The state-run media has a monopoly over broadcast media and the press, as private ownership of mass media is prohibited under the Cuban constitution. To circumvent the private media blockade, many Cubans rely the Internet and new communications technologies to express ideas and opinions. These technologies are less regulated by the government, allowing Cubans to receive and impart information for which they would otherwise be prosecuted. Several small independent press agencies still operate within Cuba illegally but are regularly facing prosecution for news that goes against the government’s grain.
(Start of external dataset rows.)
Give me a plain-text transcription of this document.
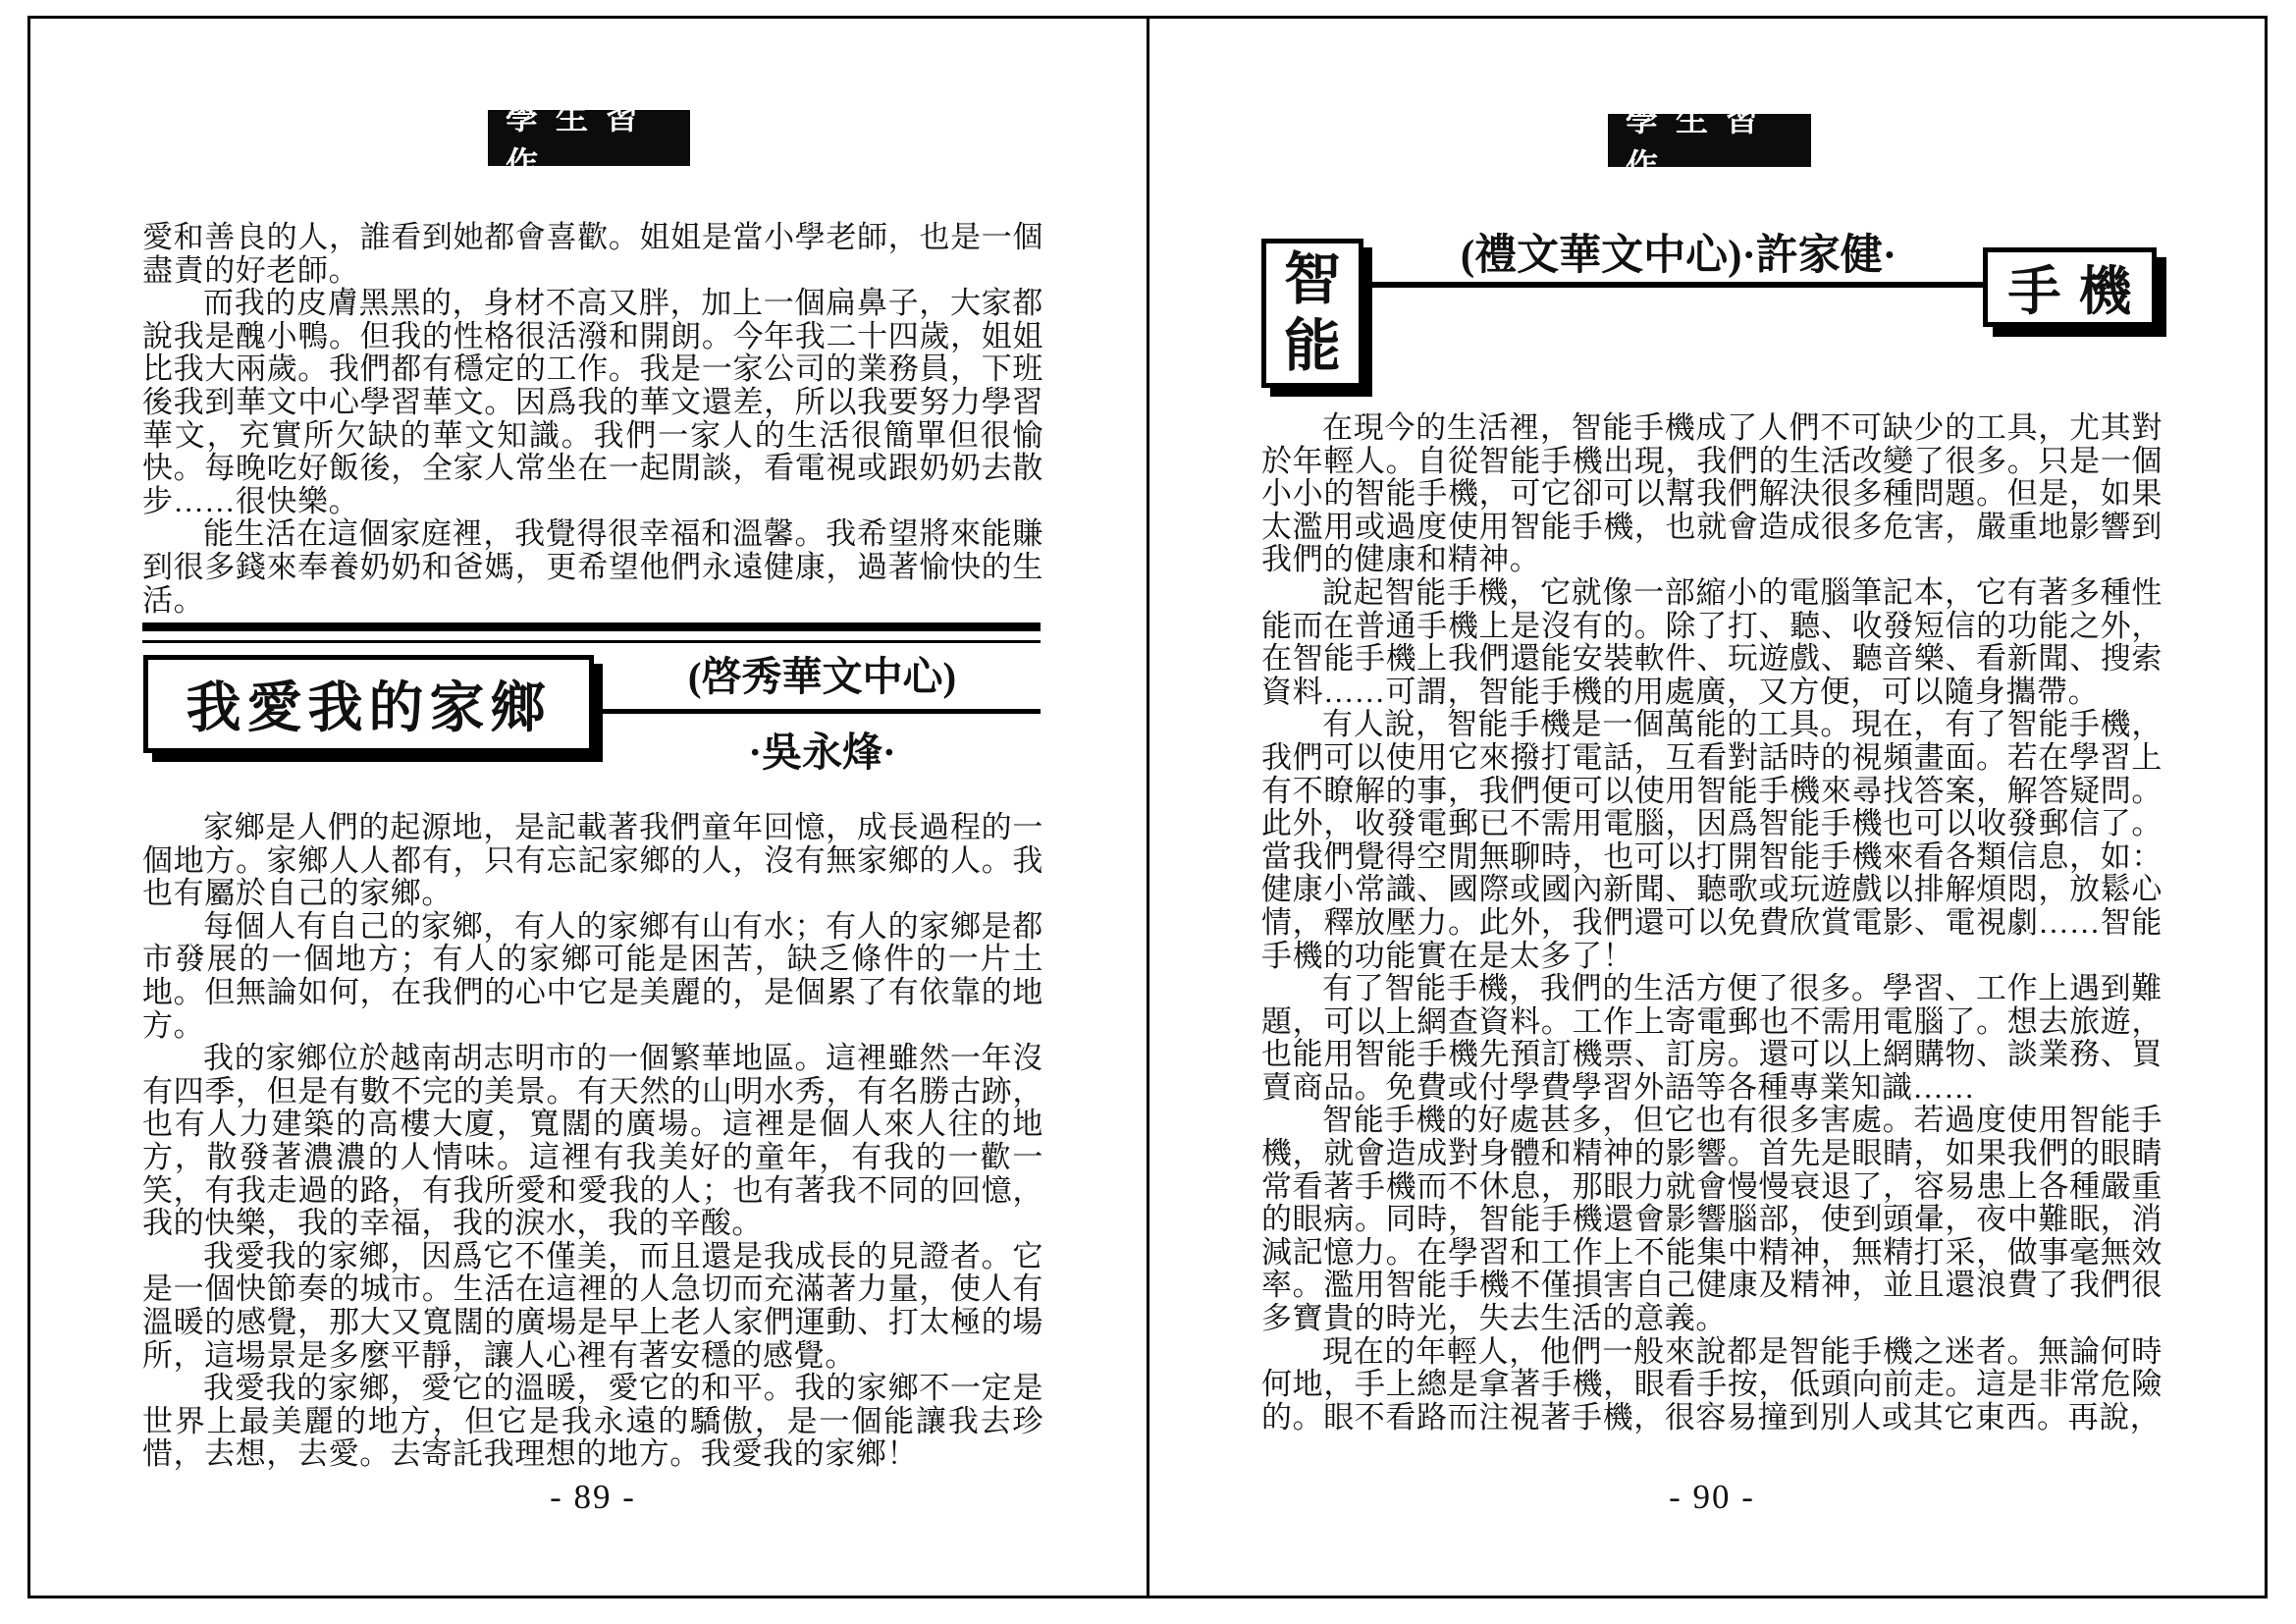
學生習作

愛和善良的人，誰看到她都會喜歡。姐姐是當小學老師，也是一個盡責的好老師。

而我的皮膚黑黑的，身材不高又胖，加上一個扁鼻子，大家都說我是醜小鴨。但我的性格很活潑和開朗。今年我二十四歲，姐姐比我大兩歲。我們都有穩定的工作。我是一家公司的業務員，下班後我到華文中心學習華文。因爲我的華文還差，所以我要努力學習華文，充實所欠缺的華文知識。我們一家人的生活很簡單但很愉快。每晚吃好飯後，全家人常坐在一起閒談，看電視或跟奶奶去散步……很快樂。

能生活在這個家庭裡，我覺得很幸福和溫馨。我希望將來能賺到很多錢來奉養奶奶和爸媽，更希望他們永遠健康，過著愉快的生活。

我愛我的家鄉	(啓秀華文中心)
·吳永烽·

家鄉是人們的起源地，是記載著我們童年回憶，成長過程的一個地方。家鄉人人都有，只有忘記家鄉的人，沒有無家鄉的人。我也有屬於自己的家鄉。

每個人有自己的家鄉，有人的家鄉有山有水；有人的家鄉是都市發展的一個地方；有人的家鄉可能是困苦，缺乏條件的一片土地。但無論如何，在我們的心中它是美麗的，是個累了有依靠的地方。

我的家鄉位於越南胡志明市的一個繁華地區。這裡雖然一年沒有四季，但是有數不完的美景。有天然的山明水秀，有名勝古跡，也有人力建築的高樓大廈，寬闊的廣場。這裡是個人來人往的地方，散發著濃濃的人情味。這裡有我美好的童年，有我的一歡一笑，有我走過的路，有我所愛和愛我的人；也有著我不同的回憶，我的快樂，我的幸福，我的淚水，我的辛酸。

我愛我的家鄉，因爲它不僅美，而且還是我成長的見證者。它是一個快節奏的城市。生活在這裡的人急切而充滿著力量，使人有溫暖的感覺，那大又寬闊的廣場是早上老人家們運動、打太極的場所，這場景是多麼平靜，讓人心裡有著安穩的感覺。

我愛我的家鄉，愛它的溫暖，愛它的和平。我的家鄉不一定是世界上最美麗的地方，但它是我永遠的驕傲，是一個能讓我去珍惜，去想，去愛。去寄託我理想的地方。我愛我的家鄉！

- 89 -
學生習作
智
能
手機
(禮文華文中心)·許家健·

在現今的生活裡，智能手機成了人們不可缺少的工具，尤其對於年輕人。自從智能手機出現，我們的生活改變了很多。只是一個小小的智能手機，可它卻可以幫我們解決很多種問題。但是，如果太濫用或過度使用智能手機，也就會造成很多危害，嚴重地影響到我們的健康和精神。

說起智能手機，它就像一部縮小的電腦筆記本，它有著多種性能而在普通手機上是沒有的。除了打、聽、收發短信的功能之外，在智能手機上我們還能安裝軟件、玩遊戲、聽音樂、看新聞、搜索資料……可謂，智能手機的用處廣，又方便，可以隨身攜帶。

有人說，智能手機是一個萬能的工具。現在，有了智能手機，我們可以使用它來撥打電話，互看對話時的視頻畫面。若在學習上有不瞭解的事，我們便可以使用智能手機來尋找答案，解答疑問。此外，收發電郵已不需用電腦，因爲智能手機也可以收發郵信了。當我們覺得空閒無聊時，也可以打開智能手機來看各類信息，如：健康小常識、國際或國內新聞、聽歌或玩遊戲以排解煩悶，放鬆心情，釋放壓力。此外，我們還可以免費欣賞電影、電視劇……智能手機的功能實在是太多了！

有了智能手機，我們的生活方便了很多。學習、工作上遇到難題，可以上網查資料。工作上寄電郵也不需用電腦了。想去旅遊，也能用智能手機先預訂機票、訂房。還可以上網購物、談業務、買賣商品。免費或付學費學習外語等各種專業知識……

智能手機的好處甚多，但它也有很多害處。若過度使用智能手機，就會造成對身體和精神的影響。首先是眼睛，如果我們的眼睛常看著手機而不休息，那眼力就會慢慢衰退了，容易患上各種嚴重的眼病。同時，智能手機還會影響腦部，使到頭暈，夜中難眠，消減記憶力。在學習和工作上不能集中精神，無精打采，做事毫無效率。濫用智能手機不僅損害自己健康及精神，並且還浪費了我們很多寶貴的時光，失去生活的意義。

現在的年輕人，他們一般來說都是智能手機之迷者。無論何時何地，手上總是拿著手機，眼看手按，低頭向前走。這是非常危險的。眼不看路而注視著手機，很容易撞到別人或其它東西。再說，

- 90 -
The report follows a statement released by AI in March urging the Cuban authorities [JURIST report] to “revoke laws that restrict freedom of expression, assembly and association and to release all dissidents unfairly detained by the authorities.” Also in March, the US State Department [official website] criticized Cuba for interfering with the right to privacy in its 2009 Country Reports on Human Rights Practices [materials; JURIST report]. In November, Human Rights Watch (HRW) [advocacy website] released a report [text, PDF; JURIST report] claiming that the Cuban government continued to repress dissidents and violate fundamental civil liberties of Cubans, and resorted to imposing short-term imprisonment measures to elude international critique. According to a February 2009 report by the Cuban Commission on Human Rights and National Reconciliation (CCDHRN) [El Pais backgrounder, in Spanish], the number of political prisoners in Cuba had declined [JURIST report] from 234 in January 2008 to 205, while the number of brief detentions had increased. In 2008, Cuba was ranked 170th in the eighth annual Worldwide Index of Press Freedom [JURIST report] issued by Reporters Without Borders (RWB) [advocacy website].